“Hello Clayton,
It was a huge relief to come across your WordPress and see that there are other unemployed Ivy grads out there.
I just turned 23. I graduated from Brown a few weeks ago, and I am terrified of the future. None of my job applications have gone through (I only have a B.S. in biology, so I cannot compete with PhDs). Whenever I see a job posting, I see a wide variety of skills that I have explored at least once (e.g., Stem cell culturing, eastern blots, Java programming), but my skill set is spread too thin and unspecialized.
Due to depression, I was on sick leave for a year. For part of that time, I tried to turn one of my synthetic biology projects into a company (it failed spectacularly). When I got back I was effectively a second-semester sophmore that hadn’t received any of the advising that students go through before that time. Combined with my mistake of only taking the advanced biology and biochemistry classes, my GPA sunk to a 3.2 (which is not good when you’re at a school with a reputation for grade inflation). All my companies have failed. There is only one lab I have spent more than one year in, and for most of that I was just doing data analysis. I cannot even get a letter of recommendation from my PI (my thesis project of over a year lost all of its data in a catastrophic computer failure). Since I ended up collapsing from exhaustion during the last GRE I could take and still get my scores in on time, my dreams of grad school have been at the very least postponed for 1.5 years. I doubt I’d even be able to get into one researching Aging.
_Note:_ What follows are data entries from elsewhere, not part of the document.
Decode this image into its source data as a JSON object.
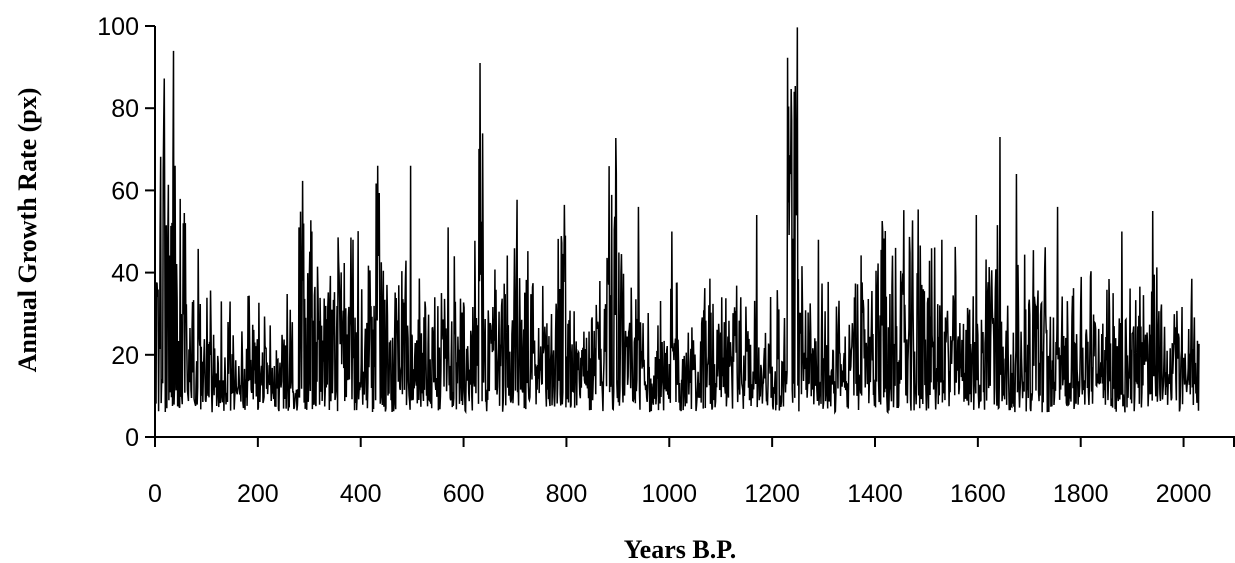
{
  "chart_data": {
    "type": "line",
    "title": "",
    "xlabel": "Years B.P.",
    "ylabel": "Annual Growth Rate (px)",
    "xlim": [
      0,
      2100
    ],
    "ylim": [
      0,
      100
    ],
    "x_ticks": [
      0,
      200,
      400,
      600,
      800,
      1000,
      1200,
      1400,
      1600,
      1800,
      2000
    ],
    "y_ticks": [
      0,
      20,
      40,
      60,
      80,
      100
    ],
    "x_tick_labels": [
      "0",
      "200",
      "400",
      "600",
      "800",
      "1000",
      "1200",
      "1400",
      "1600",
      "1800",
      "2000"
    ],
    "y_tick_labels": [
      "0",
      "20",
      "40",
      "60",
      "80",
      "100"
    ],
    "grid": false,
    "legend": "none",
    "line_color": "#000000",
    "series": [
      {
        "x_start": 0,
        "x_step": 10,
        "values": [
          28,
          45,
          40,
          55,
          35,
          30,
          25,
          20,
          24,
          18,
          22,
          16,
          17,
          15,
          18,
          15,
          14,
          15,
          18,
          20,
          17,
          16,
          16,
          18,
          17,
          19,
          17,
          24,
          32,
          30,
          35,
          30,
          26,
          27,
          28,
          26,
          25,
          24,
          28,
          27,
          20,
          22,
          25,
          40,
          33,
          28,
          20,
          22,
          32,
          20,
          19,
          22,
          24,
          20,
          22,
          23,
          22,
          23,
          24,
          28,
          26,
          24,
          26,
          50,
          30,
          24,
          26,
          26,
          25,
          28,
          30,
          28,
          24,
          20,
          16,
          20,
          22,
          26,
          30,
          34,
          22,
          18,
          18,
          17,
          16,
          18,
          22,
          26,
          35,
          40,
          34,
          21,
          20,
          21,
          18,
          17,
          16,
          18,
          18,
          19,
          20,
          22,
          18,
          22,
          18,
          20,
          23,
          24,
          20,
          16,
          18,
          22,
          28,
          21,
          18,
          18,
          18,
          18,
          18,
          19,
          17,
          24,
          22,
          65,
          60,
          24,
          18,
          20,
          20,
          23,
          24,
          18,
          17,
          18,
          18,
          21,
          20,
          25,
          25,
          24,
          30,
          28,
          30,
          26,
          28,
          30,
          26,
          28,
          30,
          28,
          27,
          25,
          24,
          23,
          24,
          25,
          20,
          20,
          20,
          18,
          22,
          30,
          34,
          36,
          22,
          18,
          18,
          22,
          22,
          24,
          26,
          30,
          25,
          24,
          22,
          16,
          18,
          20,
          26,
          20,
          21,
          20,
          22,
          20,
          22,
          20,
          20,
          22,
          23,
          20,
          22,
          25,
          26,
          24,
          22,
          20,
          22,
          18,
          20,
          19,
          18,
          20,
          18
        ]
      }
    ],
    "spikes": [
      {
        "x": 35,
        "y": 67
      },
      {
        "x": 55,
        "y": 52
      },
      {
        "x": 280,
        "y": 51
      },
      {
        "x": 305,
        "y": 50
      },
      {
        "x": 385,
        "y": 48
      },
      {
        "x": 433,
        "y": 66
      },
      {
        "x": 497,
        "y": 66
      },
      {
        "x": 570,
        "y": 51
      },
      {
        "x": 632,
        "y": 91
      },
      {
        "x": 798,
        "y": 49
      },
      {
        "x": 897,
        "y": 64
      },
      {
        "x": 940,
        "y": 56
      },
      {
        "x": 1005,
        "y": 50
      },
      {
        "x": 1170,
        "y": 54
      },
      {
        "x": 1238,
        "y": 77
      },
      {
        "x": 1243,
        "y": 84
      },
      {
        "x": 1290,
        "y": 48
      },
      {
        "x": 1415,
        "y": 50
      },
      {
        "x": 1530,
        "y": 48
      },
      {
        "x": 1597,
        "y": 54
      },
      {
        "x": 1643,
        "y": 73
      },
      {
        "x": 1675,
        "y": 64
      },
      {
        "x": 1755,
        "y": 56
      },
      {
        "x": 1880,
        "y": 50
      },
      {
        "x": 1940,
        "y": 55
      }
    ]
  }
}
I am reaching out to people I know at a few labs and trying to ask them if I can work as an unpaid intern. At the moment, I don’t know of any other way of getting back into biological research. I cannot think of anything else in my life that makes me feel complete. I neglected fostering friendships during my time a Brown (I was so focused on school). I see all my classmates going off to well paying jobs, jobs that fill them with fulfillment, and jobs that are well paying and fulfilling. I don’t have any of those opportunities. I’m still mooching off of my parents, whom I still owe tens of thousands of dollars. I am trying to avoid relapsing into depression, but I am scared.
I am trying to get online certifications in machine learning and genomic data science. I’m also working with two nonprofits, one of which I am helping to design a probiotic that would produce anti-aging molecules. Neither of these are paid, I just need something on my resume. Despite this progress, I estimate that I have about 4 months left before I will no longer be able to live on my own.
I would very much like to talk to you about your experiences. Are you open to an informal Skype interview sometime?
Cheers,
[redacted]”
Word, I will be facing the same issue with you after my internship. Sometimes, I think would it help to change my BS degree from NYU (now you unemployed) in to CUNY Baruch would be better for jobs that I am qualified.